The complaint argues fears of prosecution don’t justify violating EMTALA, a decades-old federal law that requires hospital emergency rooms to provide stabilizing medical care or transfer them to another facility.
Federal regulators have already used the law to warn states with abortion restrictions that they are legally required to allow the procedure in emergencies. The Biden administration sued Idaho in 2022, alleging the state’s ban — which didn’t include exceptions for the health of the mother — violated EMTALA.
The case went to the Supreme Court, which ultimately allowed Idaho doctors to perform abortions to stabilize a patient’s life and health. But the court sidestepped the broader question of whether EMTALA supersedes near-total abortion bans.
The latest cases from Texas come two months after the Supreme Court’s ruling in the Idaho case. In her complaint, Norris-De La Cruz alleged Texas Health Arlington Memorial Hospital discharged her in February without providing treatment for her ectopic pregnancy, even though physicians acknowledged the pregnancy could rupture her fallopian tube.

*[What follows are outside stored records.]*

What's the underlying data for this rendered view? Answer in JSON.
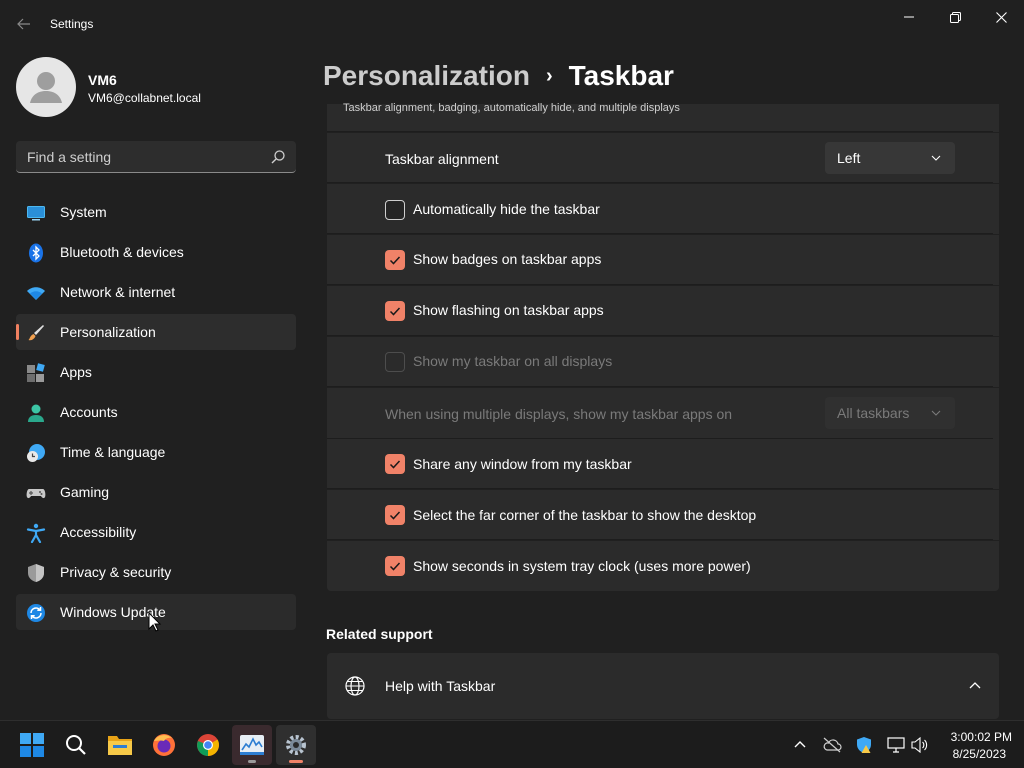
{
  "window": {
    "title": "Settings"
  },
  "profile": {
    "name": "VM6",
    "email": "VM6@collabnet.local"
  },
  "search": {
    "placeholder": "Find a setting"
  },
  "sidebar": {
    "items": [
      {
        "label": "System",
        "icon": "system-icon"
      },
      {
        "label": "Bluetooth & devices",
        "icon": "bluetooth-icon"
      },
      {
        "label": "Network & internet",
        "icon": "wifi-icon"
      },
      {
        "label": "Personalization",
        "icon": "brush-icon",
        "selected": true
      },
      {
        "label": "Apps",
        "icon": "apps-icon"
      },
      {
        "label": "Accounts",
        "icon": "person-icon"
      },
      {
        "label": "Time & language",
        "icon": "clock-globe-icon"
      },
      {
        "label": "Gaming",
        "icon": "gamepad-icon"
      },
      {
        "label": "Accessibility",
        "icon": "accessibility-icon"
      },
      {
        "label": "Privacy & security",
        "icon": "shield-icon"
      },
      {
        "label": "Windows Update",
        "icon": "update-icon"
      }
    ]
  },
  "breadcrumb": {
    "parent": "Personalization",
    "separator": "›",
    "current": "Taskbar"
  },
  "behaviors": {
    "subtitle": "Taskbar alignment, badging, automatically hide, and multiple displays",
    "alignment_label": "Taskbar alignment",
    "alignment_value": "Left",
    "auto_hide": {
      "label": "Automatically hide the taskbar",
      "checked": false
    },
    "badges": {
      "label": "Show badges on taskbar apps",
      "checked": true
    },
    "flashing": {
      "label": "Show flashing on taskbar apps",
      "checked": true
    },
    "all_displays": {
      "label": "Show my taskbar on all displays",
      "checked": false,
      "disabled": true
    },
    "multi_display_label": "When using multiple displays, show my taskbar apps on",
    "multi_display_value": "All taskbars",
    "share_window": {
      "label": "Share any window from my taskbar",
      "checked": true
    },
    "far_corner": {
      "label": "Select the far corner of the taskbar to show the desktop",
      "checked": true
    },
    "seconds": {
      "label": "Show seconds in system tray clock (uses more power)",
      "checked": true
    }
  },
  "related": {
    "title": "Related support",
    "help_label": "Help with Taskbar"
  },
  "taskbar": {
    "apps": [
      "windows-start-icon",
      "search-icon",
      "file-explorer-icon",
      "firefox-icon",
      "chrome-icon",
      "task-manager-icon",
      "settings-icon"
    ],
    "time": "3:00:02 PM",
    "date": "8/25/2023"
  },
  "colors": {
    "accent": "#f08268",
    "background": "#202020",
    "card": "#2b2b2b"
  }
}
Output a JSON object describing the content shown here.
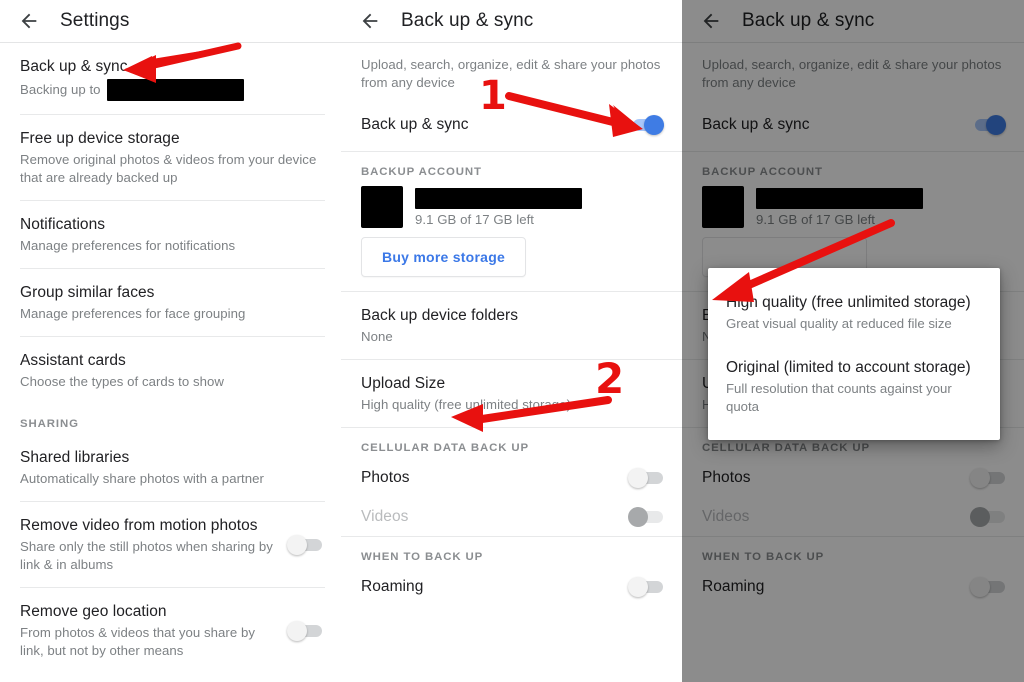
{
  "accent": {
    "red": "#e8110f",
    "blue_toggle": "#3f7ce4",
    "blue_link": "#3b78e7",
    "text_primary": "#212124",
    "text_secondary": "#7d8184"
  },
  "panel1": {
    "appbar": {
      "title": "Settings",
      "back_icon": "arrow-back-icon"
    },
    "items": [
      {
        "title": "Back up & sync",
        "sub_prefix": "Backing up to",
        "redacted": true
      },
      {
        "title": "Free up device storage",
        "sub": "Remove original photos & videos from your device that are already backed up"
      },
      {
        "title": "Notifications",
        "sub": "Manage preferences for notifications"
      },
      {
        "title": "Group similar faces",
        "sub": "Manage preferences for face grouping"
      },
      {
        "title": "Assistant cards",
        "sub": "Choose the types of cards to show"
      }
    ],
    "section_sharing": "SHARING",
    "sharing_items": [
      {
        "title": "Shared libraries",
        "sub": "Automatically share photos with a partner",
        "toggle": null
      },
      {
        "title": "Remove video from motion photos",
        "sub": "Share only the still photos when sharing by link & in albums",
        "toggle": "off"
      },
      {
        "title": "Remove geo location",
        "sub": "From photos & videos that you share by link, but not by other means",
        "toggle": "off"
      }
    ]
  },
  "panel2": {
    "appbar": {
      "title": "Back up & sync",
      "back_icon": "arrow-back-icon"
    },
    "description": "Upload, search, organize, edit & share your photos from any device",
    "backup_toggle_label": "Back up & sync",
    "backup_toggle_state": "on",
    "section_backup_account": "BACKUP ACCOUNT",
    "account_storage": "9.1 GB of 17 GB left",
    "buy_storage_label": "Buy more storage",
    "device_folders": {
      "title": "Back up device folders",
      "sub": "None"
    },
    "upload_size": {
      "title": "Upload Size",
      "sub": "High quality (free unlimited storage)"
    },
    "section_cellular": "CELLULAR DATA BACK UP",
    "cellular_items": [
      {
        "title": "Photos",
        "toggle": "off",
        "dim": false
      },
      {
        "title": "Videos",
        "toggle": "off-disabled",
        "dim": true
      }
    ],
    "section_when": "WHEN TO BACK UP",
    "when_items": [
      {
        "title": "Roaming",
        "toggle": "off",
        "dim": false
      }
    ]
  },
  "panel3": {
    "appbar": {
      "title": "Back up & sync",
      "back_icon": "arrow-back-icon"
    },
    "description": "Upload, search, organize, edit & share your photos from any device",
    "backup_toggle_label": "Back up & sync",
    "backup_toggle_state": "on",
    "section_backup_account": "BACKUP ACCOUNT",
    "account_storage": "9.1 GB of 17 GB left",
    "device_folders": {
      "title": "B",
      "sub": "N"
    },
    "upload_size": {
      "title": "Upload Size",
      "sub": "High quality (free unlimited storage)"
    },
    "section_cellular": "CELLULAR DATA BACK UP",
    "cellular_items": [
      {
        "title": "Photos",
        "toggle": "off",
        "dim": false
      },
      {
        "title": "Videos",
        "toggle": "off-disabled",
        "dim": true
      }
    ],
    "section_when": "WHEN TO BACK UP",
    "when_items": [
      {
        "title": "Roaming",
        "toggle": "off",
        "dim": false
      }
    ],
    "dialog": {
      "options": [
        {
          "title": "High quality (free unlimited storage)",
          "sub": "Great visual quality at reduced file size"
        },
        {
          "title": "Original (limited to account storage)",
          "sub": "Full resolution that counts against your quota"
        }
      ]
    }
  },
  "annotations": {
    "step1": "1",
    "step2": "2",
    "arrows": [
      "arrow-to-backup-sync-row",
      "arrow-to-backup-toggle",
      "arrow-to-upload-size",
      "arrow-to-high-quality-option"
    ]
  }
}
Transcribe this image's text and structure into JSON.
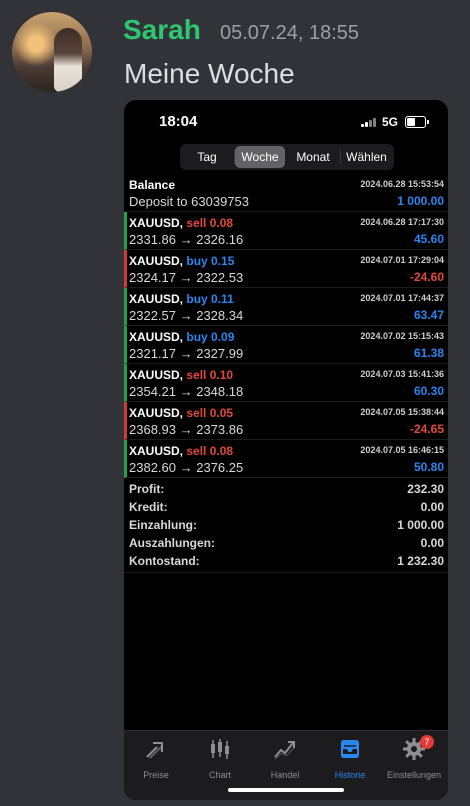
{
  "chat": {
    "username": "Sarah",
    "timestamp": "05.07.24, 18:55",
    "message": "Meine Woche"
  },
  "phone": {
    "status_time": "18:04",
    "network": "5G",
    "segments": [
      "Tag",
      "Woche",
      "Monat",
      "Wählen"
    ],
    "active_segment": "Woche",
    "balance_row": {
      "title": "Balance",
      "subtitle": "Deposit to 63039753",
      "date": "2024.06.28 15:53:54",
      "value": "1 000.00"
    },
    "trades": [
      {
        "symbol": "XAUUSD,",
        "side": "sell",
        "volume": "0.08",
        "prices": "2331.86 → 2326.16",
        "date": "2024.06.28 17:17:30",
        "value": "45.60",
        "result": "profit"
      },
      {
        "symbol": "XAUUSD,",
        "side": "buy",
        "volume": "0.15",
        "prices": "2324.17 → 2322.53",
        "date": "2024.07.01 17:29:04",
        "value": "-24.60",
        "result": "loss"
      },
      {
        "symbol": "XAUUSD,",
        "side": "buy",
        "volume": "0.11",
        "prices": "2322.57 → 2328.34",
        "date": "2024.07.01 17:44:37",
        "value": "63.47",
        "result": "profit"
      },
      {
        "symbol": "XAUUSD,",
        "side": "buy",
        "volume": "0.09",
        "prices": "2321.17 → 2327.99",
        "date": "2024.07.02 15:15:43",
        "value": "61.38",
        "result": "profit"
      },
      {
        "symbol": "XAUUSD,",
        "side": "sell",
        "volume": "0.10",
        "prices": "2354.21 → 2348.18",
        "date": "2024.07.03 15:41:36",
        "value": "60.30",
        "result": "profit"
      },
      {
        "symbol": "XAUUSD,",
        "side": "sell",
        "volume": "0.05",
        "prices": "2368.93 → 2373.86",
        "date": "2024.07.05 15:38:44",
        "value": "-24.65",
        "result": "loss"
      },
      {
        "symbol": "XAUUSD,",
        "side": "sell",
        "volume": "0.08",
        "prices": "2382.60 → 2376.25",
        "date": "2024.07.05 16:46:15",
        "value": "50.80",
        "result": "profit"
      }
    ],
    "summary": [
      {
        "label": "Profit:",
        "value": "232.30"
      },
      {
        "label": "Kredit:",
        "value": "0.00"
      },
      {
        "label": "Einzahlung:",
        "value": "1 000.00"
      },
      {
        "label": "Auszahlungen:",
        "value": "0.00"
      },
      {
        "label": "Kontostand:",
        "value": "1 232.30"
      }
    ],
    "tabs": [
      {
        "label": "Preise",
        "icon": "prices-icon"
      },
      {
        "label": "Chart",
        "icon": "candlestick-chart-icon"
      },
      {
        "label": "Handel",
        "icon": "trade-chart-icon"
      },
      {
        "label": "Historie",
        "icon": "history-inbox-icon"
      },
      {
        "label": "Einstellungen",
        "icon": "gear-icon",
        "badge": "7"
      }
    ],
    "active_tab": "Historie",
    "colors": {
      "profit_accent": "#1da44a",
      "loss_accent": "#d43a2f",
      "positive_value": "#2a86f0",
      "negative_value": "#e1493d",
      "username": "#2dc770"
    }
  }
}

She found another provider that performed emergency surgery, but the physician had to remove most of her right right fallopian tube and about 75% of her right ovary due to the delay, according to the complaint.
In the second case, Thurman went to Ascension Seton Williamson Hospital in February 2023 after her physician suspected an ectopic pregnancy. The hospital allegedly sent her home and didn’t administer treatment until days later, after her gynecologist traveled to the facility to “plead with the medical staff” to give her medication to terminate the pregnancy.
But the drug was administered too late, and Thurman lost her right fallopian tube in an emergency surgery to save her life, according to the complaint.
“This should have been an open and shut case. Yet, I was left completely in the dark without any information or options for the care I deserved,” Thurman said in a statement. “Pregnancy is not straightforward, and I now have to live with the consequences of these extreme laws every day.”
An Ascension spokesperson said the health system couldn’t comment on the specifics of the case, adding “Ascension is committed to providing quality care to all who seek our services.”
Texas Health Resources didn’t respond to a request for comment by press time.